Roberto ging zum Bett und ließ sich auf die Matratze sinken. Er stützte die Ellbogen auf die Knie und vergrub die Hände in seinem Haar. Sein Kopf schmerzte. Vielleicht würde ein wenig Schlaf Klarheit in seine Gedanken bringen. Er legte sich vollständig eingekleidet auf die Matratze, schloss die Augen und versuchte, alle Geräusche von draußen auszublenden. Nach einer Weile glitt er in einen unruhigen Dämmerschlaf, nur um kurz darauf vom Peitschenknall eines Fuhrmanns geweckt zu werden. Roberto riss die Augen auf. Entnervt stieg er aus dem Bett und verließ die Taverne. Es war immer noch sehr früh. Wie von selbst trugen seine Füße ihn zum Fourier. Es war noch geschlossen. Er ging zur Rückwand des Gebäudes und zählte die Fenster ab. Dann hob er einen kleinen Stein auf und warf ihn gegen das zweite Fenster von links im dritten Stock. Vermutlich schlief sie noch. Erst nach dem fünften Wurf öffnete Maria das Fenster.
»Roberto?« Ihr goldenes Haar brannte im Licht der aufgehenden Sonne.
»Können wir reden?«
Die Perle des Fourier blinzelte. »Natürlich. Ich mach dir auf.« Wenig später betrat Roberto hinter Maria ihr Zimmer. Sie trug einen goldgelben Morgenmantel aus flauschigem Stoff und sah trotz ihres zerzausten Haars und des Kissenabdrucks auf ihrer Wange atemberaubend schön aus.
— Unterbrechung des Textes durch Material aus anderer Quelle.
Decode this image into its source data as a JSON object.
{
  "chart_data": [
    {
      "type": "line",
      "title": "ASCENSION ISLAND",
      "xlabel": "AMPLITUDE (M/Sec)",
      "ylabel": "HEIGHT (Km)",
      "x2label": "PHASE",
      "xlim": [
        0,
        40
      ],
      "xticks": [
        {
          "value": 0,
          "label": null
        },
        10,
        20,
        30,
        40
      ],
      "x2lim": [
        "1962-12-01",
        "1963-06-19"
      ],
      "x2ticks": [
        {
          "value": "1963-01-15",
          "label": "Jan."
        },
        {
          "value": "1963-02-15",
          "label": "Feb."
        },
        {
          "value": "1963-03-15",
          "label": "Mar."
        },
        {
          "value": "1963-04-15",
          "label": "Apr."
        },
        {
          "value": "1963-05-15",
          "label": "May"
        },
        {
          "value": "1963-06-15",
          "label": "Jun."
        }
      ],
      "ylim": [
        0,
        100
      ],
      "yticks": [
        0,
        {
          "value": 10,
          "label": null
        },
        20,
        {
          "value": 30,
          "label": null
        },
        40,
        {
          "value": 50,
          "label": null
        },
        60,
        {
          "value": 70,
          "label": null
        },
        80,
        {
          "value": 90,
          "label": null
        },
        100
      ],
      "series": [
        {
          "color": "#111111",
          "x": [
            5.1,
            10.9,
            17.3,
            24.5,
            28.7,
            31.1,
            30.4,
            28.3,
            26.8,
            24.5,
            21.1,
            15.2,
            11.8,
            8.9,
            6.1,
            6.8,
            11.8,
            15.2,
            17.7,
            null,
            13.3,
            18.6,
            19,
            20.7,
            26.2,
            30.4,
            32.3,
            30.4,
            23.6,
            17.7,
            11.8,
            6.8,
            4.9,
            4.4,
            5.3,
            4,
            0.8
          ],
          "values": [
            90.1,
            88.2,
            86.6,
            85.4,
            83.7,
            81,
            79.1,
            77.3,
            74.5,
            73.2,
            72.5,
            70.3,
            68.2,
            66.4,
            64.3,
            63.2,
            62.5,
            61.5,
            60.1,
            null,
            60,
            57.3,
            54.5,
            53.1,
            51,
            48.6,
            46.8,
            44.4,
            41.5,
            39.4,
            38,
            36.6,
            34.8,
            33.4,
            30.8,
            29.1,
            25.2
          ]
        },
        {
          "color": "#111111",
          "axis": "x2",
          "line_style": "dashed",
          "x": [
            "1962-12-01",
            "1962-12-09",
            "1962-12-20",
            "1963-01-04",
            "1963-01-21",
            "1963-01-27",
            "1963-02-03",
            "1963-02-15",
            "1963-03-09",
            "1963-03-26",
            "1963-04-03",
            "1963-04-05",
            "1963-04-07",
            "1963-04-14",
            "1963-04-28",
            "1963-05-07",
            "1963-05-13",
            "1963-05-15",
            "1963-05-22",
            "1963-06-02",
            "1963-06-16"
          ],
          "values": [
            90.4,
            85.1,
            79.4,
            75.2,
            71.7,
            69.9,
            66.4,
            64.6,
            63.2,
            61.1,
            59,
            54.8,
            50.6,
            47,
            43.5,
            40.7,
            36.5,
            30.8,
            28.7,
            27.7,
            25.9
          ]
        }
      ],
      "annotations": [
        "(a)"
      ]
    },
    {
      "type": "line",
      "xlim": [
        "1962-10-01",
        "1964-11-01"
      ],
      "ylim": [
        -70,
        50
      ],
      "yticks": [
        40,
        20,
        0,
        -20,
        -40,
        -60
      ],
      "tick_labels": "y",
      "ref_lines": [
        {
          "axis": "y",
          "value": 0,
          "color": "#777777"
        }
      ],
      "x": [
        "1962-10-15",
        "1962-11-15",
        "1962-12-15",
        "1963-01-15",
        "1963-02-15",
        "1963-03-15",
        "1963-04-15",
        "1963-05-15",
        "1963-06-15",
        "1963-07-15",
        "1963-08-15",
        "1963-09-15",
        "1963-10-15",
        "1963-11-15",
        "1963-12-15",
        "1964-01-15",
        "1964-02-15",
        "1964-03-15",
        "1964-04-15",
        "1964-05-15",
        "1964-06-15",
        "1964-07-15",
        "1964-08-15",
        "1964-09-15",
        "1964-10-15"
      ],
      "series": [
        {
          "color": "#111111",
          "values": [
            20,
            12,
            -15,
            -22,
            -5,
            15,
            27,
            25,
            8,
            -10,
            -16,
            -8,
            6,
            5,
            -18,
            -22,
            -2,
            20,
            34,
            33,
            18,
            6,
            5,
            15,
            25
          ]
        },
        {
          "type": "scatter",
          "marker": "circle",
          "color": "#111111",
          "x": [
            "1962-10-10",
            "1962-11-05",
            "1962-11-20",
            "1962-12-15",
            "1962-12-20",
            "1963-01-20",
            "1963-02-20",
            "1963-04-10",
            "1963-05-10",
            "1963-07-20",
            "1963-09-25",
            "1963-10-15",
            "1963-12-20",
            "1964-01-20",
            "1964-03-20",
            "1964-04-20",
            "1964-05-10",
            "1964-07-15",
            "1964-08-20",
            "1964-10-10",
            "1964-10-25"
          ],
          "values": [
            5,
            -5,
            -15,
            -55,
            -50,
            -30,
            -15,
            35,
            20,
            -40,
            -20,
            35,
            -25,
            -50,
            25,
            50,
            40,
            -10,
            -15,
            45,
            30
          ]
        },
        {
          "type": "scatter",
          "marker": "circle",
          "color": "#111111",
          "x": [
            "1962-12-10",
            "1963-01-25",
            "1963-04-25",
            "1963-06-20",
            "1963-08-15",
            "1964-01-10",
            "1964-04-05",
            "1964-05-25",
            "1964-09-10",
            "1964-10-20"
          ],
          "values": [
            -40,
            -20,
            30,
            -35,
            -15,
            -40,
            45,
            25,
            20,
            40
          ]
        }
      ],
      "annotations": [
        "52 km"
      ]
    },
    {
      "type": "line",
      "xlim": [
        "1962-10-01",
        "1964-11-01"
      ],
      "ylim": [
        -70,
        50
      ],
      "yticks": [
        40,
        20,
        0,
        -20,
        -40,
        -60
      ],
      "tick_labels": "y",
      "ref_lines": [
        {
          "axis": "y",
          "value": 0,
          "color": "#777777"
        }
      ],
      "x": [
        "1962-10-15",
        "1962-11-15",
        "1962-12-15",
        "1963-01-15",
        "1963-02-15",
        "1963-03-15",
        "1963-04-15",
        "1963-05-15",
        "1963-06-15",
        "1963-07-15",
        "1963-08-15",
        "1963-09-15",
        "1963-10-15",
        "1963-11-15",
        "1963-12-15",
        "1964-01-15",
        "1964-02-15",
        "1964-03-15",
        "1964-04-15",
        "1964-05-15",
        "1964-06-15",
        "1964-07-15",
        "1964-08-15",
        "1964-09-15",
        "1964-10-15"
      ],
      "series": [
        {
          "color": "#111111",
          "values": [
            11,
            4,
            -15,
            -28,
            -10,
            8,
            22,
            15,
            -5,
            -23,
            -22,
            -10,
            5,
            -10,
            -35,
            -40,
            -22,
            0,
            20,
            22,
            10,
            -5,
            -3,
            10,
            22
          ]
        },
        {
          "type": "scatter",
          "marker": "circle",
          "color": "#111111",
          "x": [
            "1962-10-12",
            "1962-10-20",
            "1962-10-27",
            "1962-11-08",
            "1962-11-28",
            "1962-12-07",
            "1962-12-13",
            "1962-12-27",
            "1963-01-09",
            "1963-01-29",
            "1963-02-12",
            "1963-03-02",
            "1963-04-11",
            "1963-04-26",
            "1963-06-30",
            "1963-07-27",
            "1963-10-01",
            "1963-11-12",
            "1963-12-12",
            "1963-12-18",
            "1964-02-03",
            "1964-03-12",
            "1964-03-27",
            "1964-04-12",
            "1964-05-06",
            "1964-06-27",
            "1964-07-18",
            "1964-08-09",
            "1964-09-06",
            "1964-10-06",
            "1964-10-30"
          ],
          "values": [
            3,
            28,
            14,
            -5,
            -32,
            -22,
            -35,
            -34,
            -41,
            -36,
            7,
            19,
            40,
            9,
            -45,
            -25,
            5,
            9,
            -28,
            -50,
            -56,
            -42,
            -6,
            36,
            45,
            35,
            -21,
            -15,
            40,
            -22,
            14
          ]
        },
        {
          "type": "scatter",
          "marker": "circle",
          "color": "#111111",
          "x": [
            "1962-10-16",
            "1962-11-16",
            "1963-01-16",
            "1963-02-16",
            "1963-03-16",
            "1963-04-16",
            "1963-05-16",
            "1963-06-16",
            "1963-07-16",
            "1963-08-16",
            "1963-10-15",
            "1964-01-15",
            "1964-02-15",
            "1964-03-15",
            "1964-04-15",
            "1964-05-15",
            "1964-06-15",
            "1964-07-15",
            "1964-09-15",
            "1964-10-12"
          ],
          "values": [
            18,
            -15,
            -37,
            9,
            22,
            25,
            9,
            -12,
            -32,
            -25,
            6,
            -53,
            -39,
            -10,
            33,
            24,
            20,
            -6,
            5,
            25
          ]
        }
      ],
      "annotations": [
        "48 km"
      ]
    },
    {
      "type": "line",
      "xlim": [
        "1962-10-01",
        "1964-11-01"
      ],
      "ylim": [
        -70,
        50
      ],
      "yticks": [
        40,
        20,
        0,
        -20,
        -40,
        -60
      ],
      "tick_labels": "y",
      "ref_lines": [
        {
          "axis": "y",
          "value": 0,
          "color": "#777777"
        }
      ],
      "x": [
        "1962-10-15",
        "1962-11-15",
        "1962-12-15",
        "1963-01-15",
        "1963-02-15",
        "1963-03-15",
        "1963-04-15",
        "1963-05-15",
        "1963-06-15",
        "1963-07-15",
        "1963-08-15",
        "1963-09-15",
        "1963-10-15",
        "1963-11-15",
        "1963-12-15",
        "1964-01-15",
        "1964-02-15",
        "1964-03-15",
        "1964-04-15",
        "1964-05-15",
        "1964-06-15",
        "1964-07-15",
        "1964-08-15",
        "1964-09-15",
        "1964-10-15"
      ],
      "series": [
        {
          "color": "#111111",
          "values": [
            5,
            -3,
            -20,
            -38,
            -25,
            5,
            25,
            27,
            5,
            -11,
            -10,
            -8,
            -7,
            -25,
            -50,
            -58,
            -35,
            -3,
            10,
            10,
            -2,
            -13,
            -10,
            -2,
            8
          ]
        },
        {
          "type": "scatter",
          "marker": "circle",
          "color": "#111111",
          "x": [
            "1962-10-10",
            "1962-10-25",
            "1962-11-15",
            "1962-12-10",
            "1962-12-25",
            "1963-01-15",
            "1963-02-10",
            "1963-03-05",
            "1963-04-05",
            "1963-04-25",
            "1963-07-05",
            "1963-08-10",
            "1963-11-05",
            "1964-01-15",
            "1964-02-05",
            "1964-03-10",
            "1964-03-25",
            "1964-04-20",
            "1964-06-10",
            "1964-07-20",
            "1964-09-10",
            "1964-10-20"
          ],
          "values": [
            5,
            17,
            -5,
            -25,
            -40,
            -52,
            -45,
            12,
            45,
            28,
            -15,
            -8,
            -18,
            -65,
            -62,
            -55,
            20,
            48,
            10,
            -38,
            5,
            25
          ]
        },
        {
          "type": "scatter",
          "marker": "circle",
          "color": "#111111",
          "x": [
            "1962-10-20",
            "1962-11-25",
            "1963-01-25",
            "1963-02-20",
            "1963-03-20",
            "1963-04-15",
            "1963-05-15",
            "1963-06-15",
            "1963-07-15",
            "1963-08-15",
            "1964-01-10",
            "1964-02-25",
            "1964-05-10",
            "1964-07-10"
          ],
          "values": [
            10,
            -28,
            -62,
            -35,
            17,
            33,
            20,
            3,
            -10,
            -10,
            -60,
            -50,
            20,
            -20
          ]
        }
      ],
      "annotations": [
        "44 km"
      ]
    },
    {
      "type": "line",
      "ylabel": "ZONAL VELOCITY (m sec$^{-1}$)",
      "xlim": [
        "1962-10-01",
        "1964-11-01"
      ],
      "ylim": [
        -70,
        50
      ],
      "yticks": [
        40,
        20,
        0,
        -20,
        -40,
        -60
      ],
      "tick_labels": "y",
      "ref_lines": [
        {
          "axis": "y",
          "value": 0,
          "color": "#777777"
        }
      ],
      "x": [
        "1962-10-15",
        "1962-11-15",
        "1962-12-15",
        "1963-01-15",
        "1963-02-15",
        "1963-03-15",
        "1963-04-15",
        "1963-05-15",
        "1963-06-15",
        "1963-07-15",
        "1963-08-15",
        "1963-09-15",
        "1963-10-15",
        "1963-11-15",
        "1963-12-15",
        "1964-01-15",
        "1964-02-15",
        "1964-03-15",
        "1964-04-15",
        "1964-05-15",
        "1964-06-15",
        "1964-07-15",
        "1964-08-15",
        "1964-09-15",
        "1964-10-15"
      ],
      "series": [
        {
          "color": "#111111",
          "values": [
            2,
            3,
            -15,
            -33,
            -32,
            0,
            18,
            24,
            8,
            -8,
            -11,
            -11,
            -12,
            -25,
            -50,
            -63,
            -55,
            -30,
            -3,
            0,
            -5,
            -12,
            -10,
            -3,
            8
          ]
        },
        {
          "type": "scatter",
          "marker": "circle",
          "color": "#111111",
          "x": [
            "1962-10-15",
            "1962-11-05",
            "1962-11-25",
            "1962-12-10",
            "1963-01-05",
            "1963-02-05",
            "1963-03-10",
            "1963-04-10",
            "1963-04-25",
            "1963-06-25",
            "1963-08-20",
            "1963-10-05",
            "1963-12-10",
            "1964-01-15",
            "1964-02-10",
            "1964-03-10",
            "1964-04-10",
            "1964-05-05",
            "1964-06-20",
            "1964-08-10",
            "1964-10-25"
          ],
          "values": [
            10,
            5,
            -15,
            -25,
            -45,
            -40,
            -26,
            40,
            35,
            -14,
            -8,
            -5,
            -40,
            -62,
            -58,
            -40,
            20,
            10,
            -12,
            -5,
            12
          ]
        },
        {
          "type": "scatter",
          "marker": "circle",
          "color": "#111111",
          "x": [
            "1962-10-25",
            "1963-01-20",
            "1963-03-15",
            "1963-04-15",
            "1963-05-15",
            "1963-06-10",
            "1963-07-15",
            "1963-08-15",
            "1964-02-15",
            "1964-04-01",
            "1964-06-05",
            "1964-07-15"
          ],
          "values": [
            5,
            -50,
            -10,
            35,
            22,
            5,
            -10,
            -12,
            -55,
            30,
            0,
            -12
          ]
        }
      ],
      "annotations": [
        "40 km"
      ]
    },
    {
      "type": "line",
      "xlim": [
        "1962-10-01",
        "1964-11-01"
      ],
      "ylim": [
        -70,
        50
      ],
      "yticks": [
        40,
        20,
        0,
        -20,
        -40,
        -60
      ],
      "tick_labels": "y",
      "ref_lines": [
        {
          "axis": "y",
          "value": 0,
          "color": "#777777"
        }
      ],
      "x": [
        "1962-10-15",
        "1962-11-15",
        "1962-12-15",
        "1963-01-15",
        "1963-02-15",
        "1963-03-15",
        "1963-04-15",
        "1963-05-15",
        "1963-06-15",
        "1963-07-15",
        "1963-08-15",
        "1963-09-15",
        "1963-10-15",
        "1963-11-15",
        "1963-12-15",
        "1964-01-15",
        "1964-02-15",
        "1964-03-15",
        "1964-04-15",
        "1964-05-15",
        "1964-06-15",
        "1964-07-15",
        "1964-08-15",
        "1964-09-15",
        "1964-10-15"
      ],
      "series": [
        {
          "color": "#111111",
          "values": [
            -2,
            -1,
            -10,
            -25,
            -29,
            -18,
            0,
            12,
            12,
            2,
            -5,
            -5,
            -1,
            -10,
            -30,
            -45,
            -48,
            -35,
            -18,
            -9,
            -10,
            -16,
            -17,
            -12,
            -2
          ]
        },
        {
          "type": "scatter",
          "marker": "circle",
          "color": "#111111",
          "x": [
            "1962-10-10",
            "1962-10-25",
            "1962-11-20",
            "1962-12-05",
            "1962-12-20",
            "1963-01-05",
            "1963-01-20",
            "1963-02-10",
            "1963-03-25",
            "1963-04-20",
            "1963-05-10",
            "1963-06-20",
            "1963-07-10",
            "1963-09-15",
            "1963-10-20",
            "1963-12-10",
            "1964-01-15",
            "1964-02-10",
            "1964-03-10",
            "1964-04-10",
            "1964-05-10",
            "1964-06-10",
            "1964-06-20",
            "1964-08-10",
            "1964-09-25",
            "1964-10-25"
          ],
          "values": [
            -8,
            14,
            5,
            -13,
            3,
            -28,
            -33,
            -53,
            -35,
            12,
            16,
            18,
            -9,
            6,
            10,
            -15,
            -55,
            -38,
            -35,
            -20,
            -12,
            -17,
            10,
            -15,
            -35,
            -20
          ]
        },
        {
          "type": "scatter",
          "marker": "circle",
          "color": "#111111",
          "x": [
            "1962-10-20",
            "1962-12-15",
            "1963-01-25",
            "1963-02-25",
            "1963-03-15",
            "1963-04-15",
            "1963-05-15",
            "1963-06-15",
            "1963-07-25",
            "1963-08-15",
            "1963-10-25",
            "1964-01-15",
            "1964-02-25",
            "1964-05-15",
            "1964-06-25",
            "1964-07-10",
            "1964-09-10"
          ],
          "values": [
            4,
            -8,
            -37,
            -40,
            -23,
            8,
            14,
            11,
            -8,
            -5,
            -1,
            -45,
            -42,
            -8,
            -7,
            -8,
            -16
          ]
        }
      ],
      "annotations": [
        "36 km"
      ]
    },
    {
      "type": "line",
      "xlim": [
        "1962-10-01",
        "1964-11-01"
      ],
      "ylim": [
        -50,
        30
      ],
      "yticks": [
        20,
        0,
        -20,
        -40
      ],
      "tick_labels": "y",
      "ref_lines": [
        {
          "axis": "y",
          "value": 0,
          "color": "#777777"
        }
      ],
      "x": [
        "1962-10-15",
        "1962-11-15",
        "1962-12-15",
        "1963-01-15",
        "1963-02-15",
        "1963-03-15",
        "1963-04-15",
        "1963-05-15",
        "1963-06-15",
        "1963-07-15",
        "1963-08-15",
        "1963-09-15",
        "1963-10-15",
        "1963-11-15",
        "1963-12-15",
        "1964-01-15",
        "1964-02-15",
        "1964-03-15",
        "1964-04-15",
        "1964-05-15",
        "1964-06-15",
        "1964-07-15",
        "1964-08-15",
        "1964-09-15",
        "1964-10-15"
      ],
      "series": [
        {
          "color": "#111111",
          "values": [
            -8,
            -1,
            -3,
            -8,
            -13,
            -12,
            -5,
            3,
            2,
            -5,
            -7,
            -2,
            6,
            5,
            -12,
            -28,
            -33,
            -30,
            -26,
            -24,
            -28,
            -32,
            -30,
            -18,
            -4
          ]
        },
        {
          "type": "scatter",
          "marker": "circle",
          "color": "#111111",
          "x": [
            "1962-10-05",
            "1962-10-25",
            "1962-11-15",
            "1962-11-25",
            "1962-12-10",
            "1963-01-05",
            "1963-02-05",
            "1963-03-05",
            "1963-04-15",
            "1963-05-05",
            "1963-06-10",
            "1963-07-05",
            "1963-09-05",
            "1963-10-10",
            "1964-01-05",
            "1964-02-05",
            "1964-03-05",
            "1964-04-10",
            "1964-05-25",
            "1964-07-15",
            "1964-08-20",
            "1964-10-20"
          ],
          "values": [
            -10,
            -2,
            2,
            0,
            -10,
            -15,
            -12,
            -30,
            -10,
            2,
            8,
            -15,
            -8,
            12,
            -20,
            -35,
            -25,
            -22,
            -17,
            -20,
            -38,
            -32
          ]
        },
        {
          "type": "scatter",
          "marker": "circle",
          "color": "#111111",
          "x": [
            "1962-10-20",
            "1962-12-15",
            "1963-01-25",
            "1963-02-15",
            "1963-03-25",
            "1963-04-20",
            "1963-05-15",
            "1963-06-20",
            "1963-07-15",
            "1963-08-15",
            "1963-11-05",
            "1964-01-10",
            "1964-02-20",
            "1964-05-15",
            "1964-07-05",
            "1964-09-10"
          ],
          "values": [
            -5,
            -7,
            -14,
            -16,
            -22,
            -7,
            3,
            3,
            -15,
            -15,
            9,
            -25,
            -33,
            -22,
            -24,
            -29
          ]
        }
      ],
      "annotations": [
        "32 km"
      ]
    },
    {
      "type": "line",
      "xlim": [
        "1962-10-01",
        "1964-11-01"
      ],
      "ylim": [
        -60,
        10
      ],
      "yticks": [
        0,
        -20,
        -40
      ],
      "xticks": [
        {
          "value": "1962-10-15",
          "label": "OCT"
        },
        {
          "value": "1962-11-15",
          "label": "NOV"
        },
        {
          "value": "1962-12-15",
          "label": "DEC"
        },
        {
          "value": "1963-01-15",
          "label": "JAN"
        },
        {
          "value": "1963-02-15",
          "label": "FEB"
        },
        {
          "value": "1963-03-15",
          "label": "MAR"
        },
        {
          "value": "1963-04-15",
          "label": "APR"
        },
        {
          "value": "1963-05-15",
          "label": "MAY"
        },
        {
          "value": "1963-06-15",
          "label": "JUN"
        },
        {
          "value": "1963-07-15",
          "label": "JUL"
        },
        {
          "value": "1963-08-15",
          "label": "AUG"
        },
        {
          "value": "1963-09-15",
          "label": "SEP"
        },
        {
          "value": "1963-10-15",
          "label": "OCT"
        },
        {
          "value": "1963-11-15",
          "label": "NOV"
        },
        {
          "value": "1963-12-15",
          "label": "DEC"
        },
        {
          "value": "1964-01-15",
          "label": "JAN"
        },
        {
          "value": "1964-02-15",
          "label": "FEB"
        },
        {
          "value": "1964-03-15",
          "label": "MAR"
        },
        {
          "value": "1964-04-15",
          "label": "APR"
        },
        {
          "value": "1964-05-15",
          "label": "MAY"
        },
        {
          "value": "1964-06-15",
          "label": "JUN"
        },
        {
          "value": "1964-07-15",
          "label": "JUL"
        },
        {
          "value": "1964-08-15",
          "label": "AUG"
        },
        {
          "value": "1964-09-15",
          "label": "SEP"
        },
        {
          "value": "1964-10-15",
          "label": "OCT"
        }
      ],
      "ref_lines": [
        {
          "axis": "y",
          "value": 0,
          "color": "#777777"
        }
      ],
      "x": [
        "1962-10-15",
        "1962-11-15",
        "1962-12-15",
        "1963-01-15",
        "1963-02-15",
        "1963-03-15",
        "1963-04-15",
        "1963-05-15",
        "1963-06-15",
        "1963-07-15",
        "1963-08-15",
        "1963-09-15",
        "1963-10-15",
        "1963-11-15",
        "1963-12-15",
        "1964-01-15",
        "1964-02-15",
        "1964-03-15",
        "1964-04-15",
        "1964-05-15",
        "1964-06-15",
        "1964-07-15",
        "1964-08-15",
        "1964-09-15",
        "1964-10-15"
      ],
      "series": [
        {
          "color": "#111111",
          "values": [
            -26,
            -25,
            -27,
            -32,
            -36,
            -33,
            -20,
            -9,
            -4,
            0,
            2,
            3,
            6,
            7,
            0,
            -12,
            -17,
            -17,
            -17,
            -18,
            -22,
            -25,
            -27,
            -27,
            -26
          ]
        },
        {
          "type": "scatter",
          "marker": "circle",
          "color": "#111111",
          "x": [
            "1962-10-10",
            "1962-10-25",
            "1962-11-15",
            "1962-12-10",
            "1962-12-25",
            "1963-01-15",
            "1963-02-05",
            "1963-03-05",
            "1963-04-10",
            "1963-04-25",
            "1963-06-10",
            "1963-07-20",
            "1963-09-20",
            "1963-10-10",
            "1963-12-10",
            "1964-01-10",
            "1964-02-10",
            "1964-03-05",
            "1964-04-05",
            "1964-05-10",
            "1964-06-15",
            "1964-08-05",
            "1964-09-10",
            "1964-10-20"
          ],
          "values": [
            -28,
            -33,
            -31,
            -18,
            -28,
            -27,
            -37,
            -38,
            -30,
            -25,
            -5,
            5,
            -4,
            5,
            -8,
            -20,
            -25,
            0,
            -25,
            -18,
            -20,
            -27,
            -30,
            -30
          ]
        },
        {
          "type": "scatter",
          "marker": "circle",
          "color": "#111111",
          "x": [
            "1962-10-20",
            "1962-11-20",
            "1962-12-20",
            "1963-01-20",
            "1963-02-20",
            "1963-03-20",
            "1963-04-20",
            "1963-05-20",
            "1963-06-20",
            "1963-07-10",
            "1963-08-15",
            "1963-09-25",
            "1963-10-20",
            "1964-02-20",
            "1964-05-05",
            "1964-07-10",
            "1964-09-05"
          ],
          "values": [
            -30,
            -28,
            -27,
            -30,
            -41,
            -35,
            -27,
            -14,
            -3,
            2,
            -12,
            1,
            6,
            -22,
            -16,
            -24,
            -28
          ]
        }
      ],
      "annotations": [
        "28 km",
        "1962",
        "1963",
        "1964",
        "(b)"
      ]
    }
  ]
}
»Setz dich«, sagte sie und wies auf den einzigen Stuhl im Zimmer. Roberto konnte nicht. Als Maria seinen Gesichtsausdruck sah, schlug ihre Miene in Besorgnis um. »Bist du in Ordnung?« Roberto schüttelte den Kopf. Er konnte es ihr nicht sagen. Die Mission war geheim. Wenn er jetzt redete, bedeutete das, dass sie endgültig gescheitert war.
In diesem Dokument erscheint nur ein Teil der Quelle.